Community at scale: the next decade
The next five years will see Field House expand deeper into B.C., into Alberta (with a new Calgary location), and eventually into Ontario. But the way they plan to grow is unusual for the industry.
Instead of building one massive production facility and dominating shelves, the plan is to open small, community-rooted spaces that feel local — even if the parent company is bigger than the sign on the door.
Calgary will get its own “small Field House,” not a copy-paste of Abbotsford. Just as Abbotsford was designed to feel like a modern farmhouse, and Chilliwack was designed to feel “micro-urban,” future locations will reflect their surroundings.

(📷: Field House Brewing)
“We want to feel small in every market we enter,” Vanderheide says. “But when you add all those small pieces together, it becomes something big.”

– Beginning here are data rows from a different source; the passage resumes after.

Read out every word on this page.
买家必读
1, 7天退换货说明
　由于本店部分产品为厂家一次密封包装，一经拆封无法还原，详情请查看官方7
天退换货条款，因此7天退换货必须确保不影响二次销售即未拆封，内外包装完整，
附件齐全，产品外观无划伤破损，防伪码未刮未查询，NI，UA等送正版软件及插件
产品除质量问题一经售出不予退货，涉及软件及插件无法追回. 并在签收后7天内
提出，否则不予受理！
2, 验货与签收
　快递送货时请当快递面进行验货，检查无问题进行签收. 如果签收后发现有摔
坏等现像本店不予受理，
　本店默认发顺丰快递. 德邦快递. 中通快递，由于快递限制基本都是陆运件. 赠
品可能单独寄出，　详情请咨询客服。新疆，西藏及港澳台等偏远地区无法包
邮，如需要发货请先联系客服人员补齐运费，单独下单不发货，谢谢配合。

He points to Lululemon as a model — a global brand with a hyperlocal community strategy.
“They do community at scale,” he says. “That’s what we want to do in craft beverage.”

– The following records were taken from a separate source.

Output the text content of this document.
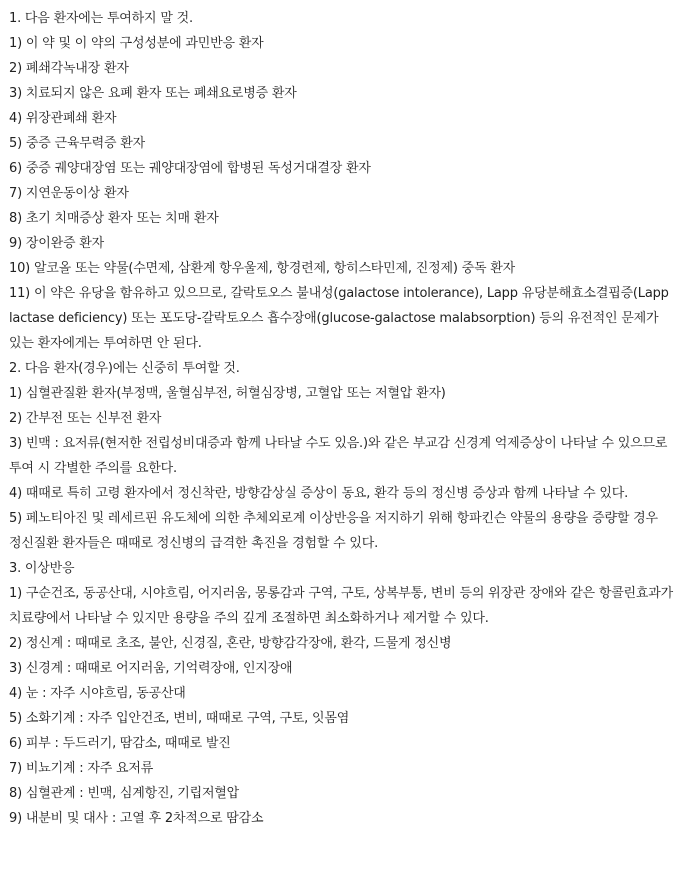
1. 다음 환자에는 투여하지 말 것.
1) 이 약 및 이 약의 구성성분에 과민반응 환자
2) 폐쇄각녹내장 환자
3) 치료되지 않은 요폐 환자 또는 폐쇄요로병증 환자
4) 위장관폐쇄 환자
5) 중증 근육무력증 환자
6) 중증 궤양대장염 또는 궤양대장염에 합병된 독성거대결장 환자
7) 지연운동이상 환자
8) 초기 치매증상 환자 또는 치매 환자
9) 장이완증 환자
10) 알코올 또는 약물(수면제, 삼환계 항우울제, 항경련제, 항히스타민제, 진정제) 중독 환자
11) 이 약은 유당을 함유하고 있으므로, 갈락토오스 불내성(galactose intolerance), Lapp 유당분해효소결핍증(Lapp lactase deficiency) 또는 포도당-갈락토오스 흡수장애(glucose-galactose malabsorption) 등의 유전적인 문제가 있는 환자에게는 투여하면 안 된다.
2. 다음 환자(경우)에는 신중히 투여할 것.
1) 심혈관질환 환자(부정맥, 울혈심부전, 허혈심장병, 고혈압 또는 저혈압 환자)
2) 간부전 또는 신부전 환자
3) 빈맥 : 요저류(현저한 전립성비대증과 함께 나타날 수도 있음.)와 같은 부교감 신경계 억제증상이 나타날 수 있으므로 투여 시 각별한 주의를 요한다.
4) 때때로 특히 고령 환자에서 정신착란, 방향감상실 증상이 동요, 환각 등의 정신병 증상과 함께 나타날 수 있다.
5) 페노티아진 및 레세르핀 유도체에 의한 추체외로계 이상반응을 저지하기 위해 항파킨슨 약물의 용량을 증량할 경우 정신질환 환자들은 때때로 정신병의 급격한 촉진을 경험할 수 있다.
3. 이상반응
1) 구순건조, 동공산대, 시야흐림, 어지러움, 몽롱감과 구역, 구토, 상복부통, 변비 등의 위장관 장애와 같은 항콜린효과가 치료량에서 나타날 수 있지만 용량을 주의 깊게 조절하면 최소화하거나 제거할 수 있다.
2) 정신계 : 때때로 초조, 불안, 신경질, 혼란, 방향감각장애, 환각, 드물게 정신병
3) 신경계 : 때때로 어지러움, 기억력장애, 인지장애
4) 눈 : 자주 시야흐림, 동공산대
5) 소화기계 : 자주 입안건조, 변비, 때때로 구역, 구토, 잇몸염
6) 피부 : 두드러기, 땀감소, 때때로 발진
7) 비뇨기계 : 자주 요저류
8) 심혈관계 : 빈맥, 심계항진, 기립저혈압
9) 내분비 및 대사 : 고열 후 2차적으로 땀감소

The idea isn’t just to sell drinks. It’s to create hospitality spaces where people feel at home — whether that home is in Abbotsford, Chilliwack, Calgary, or beyond.
Inviting the community to invest in the future
One of the most intriguing markers of Field House’s next chapter is its FrontFundr campaign, a way for regular people to invest directly in the company.
“For years, people have asked if they can invest in Field House,” Vanderheide says. “We just never had the mechanism. Now we do.”
The raise isn’t about survival — the company is healthy. Instead, it’s about speed and opportunity.
“There are partnerships and chances that show up and disappear fast,” he says. “Having community investors helps us move quickly when the right things come up.”

(📷: Field House Brewing)
It also deepens the connection between Field House and the people who helped build it from day one.
“We want our fans to be part of this journey,” Vanderheide says. “That’s the heart of it.”
A decade in, still the Valley’s brewery
For all the national ambitions and new brands, the core of Field House still exists in a simple moment: someone stepping out of the rain into the Abbotsford tasting room and feeling instantly at home.
That feeling is by design.
“We built the brewery we imagined people would want to come to,” Vanderheide says. “And it turned out they did.”
As Field House enters its second decade, that home-based hospitality — the fireplace, the textures, the patina, the welcome — remains the anchor.
Everything else that comes next, whether it’s in Calgary or Toronto or somewhere else entirely, will be built on that foundation: a big company made of small things, shaped by a philosophy that started in a leaky garage on Railway Street and grew into a vision of community at scale.
“Even now,” Vanderheide says, “when someone recognizes our beer in Vancouver, we still feel like the little brewery from Abbotsford.”
Maybe that’s the secret. Maybe that’s the brand.
And maybe that’s why, no matter how far Field House travels, Abbotsford will always be the place that shaped it — the house it returns to, and the home it’s still building upon.